Last week, China’s biggest producer of rare earths elements suspended production to try to boost prices for the 17 minerals essential for manufacturing modern technologies. Although China currently has a near monopoly on these crucial resources, its dominance could soon be challenged as trade partners lose patience with the manipulation of the supply chain.
Former Chinese leader Deng Xiaoping declared in 1992 that “The Middle East has its oil, China has rare earths.” Chinese companies have strongly pursued the rare earths mining business since and now account for about 95 percent of the world’s total rare earth supplies. The state-linked Baotou Group is responsible for more than 60 percent of that output.
Last week, its management said it is suspending production to stabilize the market and balance supply and demand. The move followed a roughly 20 percent drop in rare earth prices in recent months.
Andrew Bloodworth is the head of science at the British Geological Survey. His team recently compiled the 2011 international ‘Risk List’ of chemical elements.
The list gives an indication of the threat to supplies of those elements and element groups necessary to drive global economic development.
Bloodworth says although rare earths are available to be mined outside China, the key issue for mining businesses is the cost of separating the element from its ore.

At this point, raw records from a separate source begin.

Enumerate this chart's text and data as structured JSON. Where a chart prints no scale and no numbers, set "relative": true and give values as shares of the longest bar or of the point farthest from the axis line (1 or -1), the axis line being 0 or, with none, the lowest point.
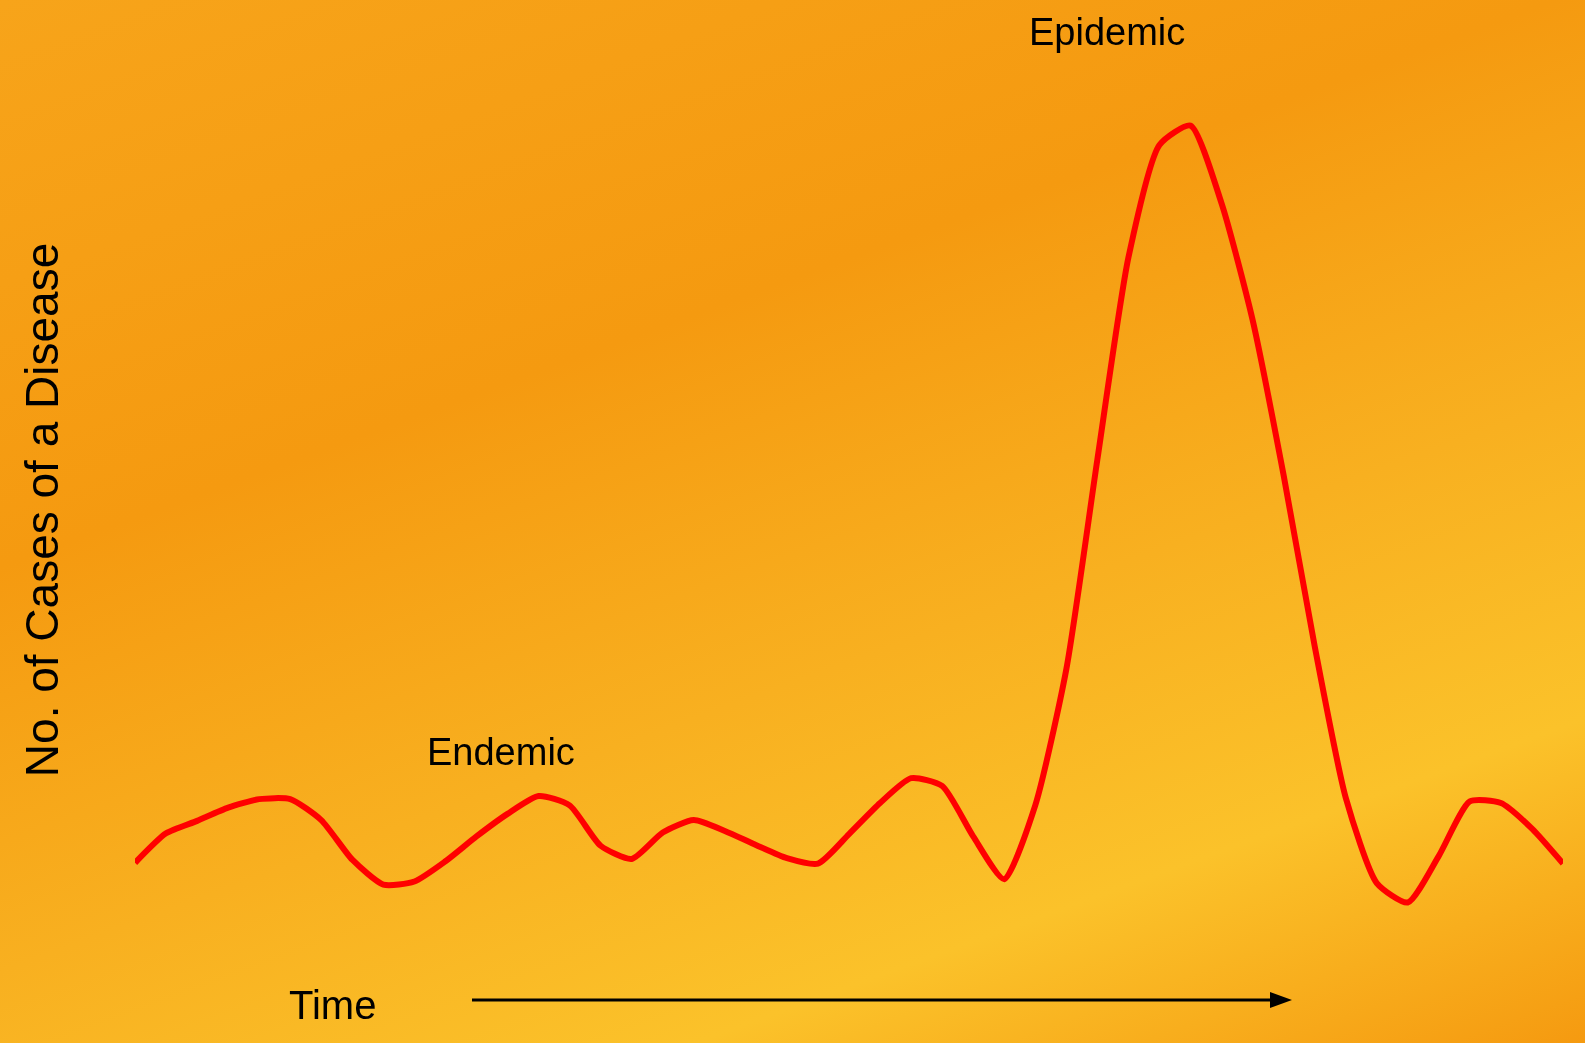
{
  "chart_data": {
    "type": "line",
    "relative": true,
    "xlabel": "Time",
    "ylabel": "No. of Cases of a Disease",
    "annotations": [
      "Endemic",
      "Epidemic"
    ],
    "categories": [
      null,
      null,
      null,
      null,
      null,
      null,
      null,
      null,
      null,
      null,
      null,
      null,
      null,
      null,
      null,
      null,
      null,
      null,
      null,
      null,
      null,
      null,
      null,
      null,
      null,
      null,
      null,
      null,
      null,
      null,
      null,
      null,
      null,
      null,
      null,
      null,
      null,
      null,
      null,
      null,
      null,
      null,
      null,
      null,
      null,
      null,
      null
    ],
    "series": [
      {
        "color": "#ff0000",
        "values": [
          0.051,
          0.089,
          0.105,
          0.122,
          0.133,
          0.133,
          0.106,
          0.055,
          0.023,
          0.027,
          0.053,
          0.085,
          0.114,
          0.137,
          0.125,
          0.073,
          0.056,
          0.09,
          0.106,
          0.092,
          0.074,
          0.057,
          0.05,
          0.088,
          0.128,
          0.16,
          0.15,
          0.085,
          0.03,
          0.125,
          0.3,
          0.57,
          0.83,
          0.975,
          1,
          0.9,
          0.75,
          0.55,
          0.33,
          0.135,
          0.025,
          0,
          0.06,
          0.13,
          0.128,
          0.095,
          0.05
        ]
      }
    ],
    "marker": "none",
    "line_style": "solid"
  }
}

“The Chinese can do it more cheaply than anyone else, which has meant historically, the price of rare earths has fallen, which has put mines in other parts of the world out of business," Bloodworth said. "So, we’re in a situation now where we have a near monopoly situation in terms of supply and rising demand, and people are very concerned that China has dominance in these things.”
China has history when it comes to manipulating rare earth prices by restricting supply, having implemented a similar moratorium in 2008.

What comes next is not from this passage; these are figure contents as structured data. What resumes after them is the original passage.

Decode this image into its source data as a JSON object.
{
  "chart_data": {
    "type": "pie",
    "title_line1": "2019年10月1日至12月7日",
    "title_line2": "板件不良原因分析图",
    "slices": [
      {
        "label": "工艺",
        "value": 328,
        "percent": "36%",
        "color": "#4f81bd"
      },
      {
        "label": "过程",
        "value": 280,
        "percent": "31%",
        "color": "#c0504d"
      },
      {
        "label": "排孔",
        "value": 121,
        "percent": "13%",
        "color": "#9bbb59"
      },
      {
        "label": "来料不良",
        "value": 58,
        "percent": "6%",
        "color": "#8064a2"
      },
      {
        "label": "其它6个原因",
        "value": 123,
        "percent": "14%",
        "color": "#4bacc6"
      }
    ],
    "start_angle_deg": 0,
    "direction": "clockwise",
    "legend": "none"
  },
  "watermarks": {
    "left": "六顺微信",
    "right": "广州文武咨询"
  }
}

Beijing demonstrated it is willing to use its market dominance as a foreign policy pool when in October 2010, China halted shipments to Japan during a territorial dispute with Tokyo.
That same month, the U.S. Department of Defense debated the national security implications of Chinese control of the rare earths market because key technologies including radar and smart bombs require the material.
Weeks later, the U.S. Energy Department published its Critical Materials Strategy. This called for a strategic expansion of rare earth supplies and warned significant harm could be caused to the United States - which was once self-sufficient in rare earth production - if supplies to high-tech manufacturers were interrupted.
Unlike previous occasions when Beijing has manipulated supply, the world is now looking increasingly prepared to move away from its dependence on Chinese rare earths.
Manufacturers, including Toyota and General Motors, are already developing processes that minimize the use of rare earths in vehicle design, says Matthew Fusarelli, head of research at AME.
“Rare earths generally have a very high degree of substitutability," Fusarelli said. "So electronics manufacturers can, over time, change their production processes to use rare earths more sparingly, if at all.”
Andrew Bloodworth says it will not take many new suppliers to alter the dependence on China.
“The amount we use compared to industrial metals is absolutely tiny," he explained. "Last year in the world we mined about 17, 18 million tons of copper. We mined about 130,-140,000 tons of rare earth. A couple of new mines will change the picture completely.”
New mines are being planned in the United States, Russia and Australia. Other mines once moth-balled or not developed on concerns about viability are moving towards production.
Among these is the Molycorp mine in Mountain Pass, California. This closed in 2002 when China swamped the market with cheap supplies.
Molycorp directors say they have discovered several new rare earth deposits at the site and expect the old mine to be one of the world’s largest rare earth suppliers by 2014.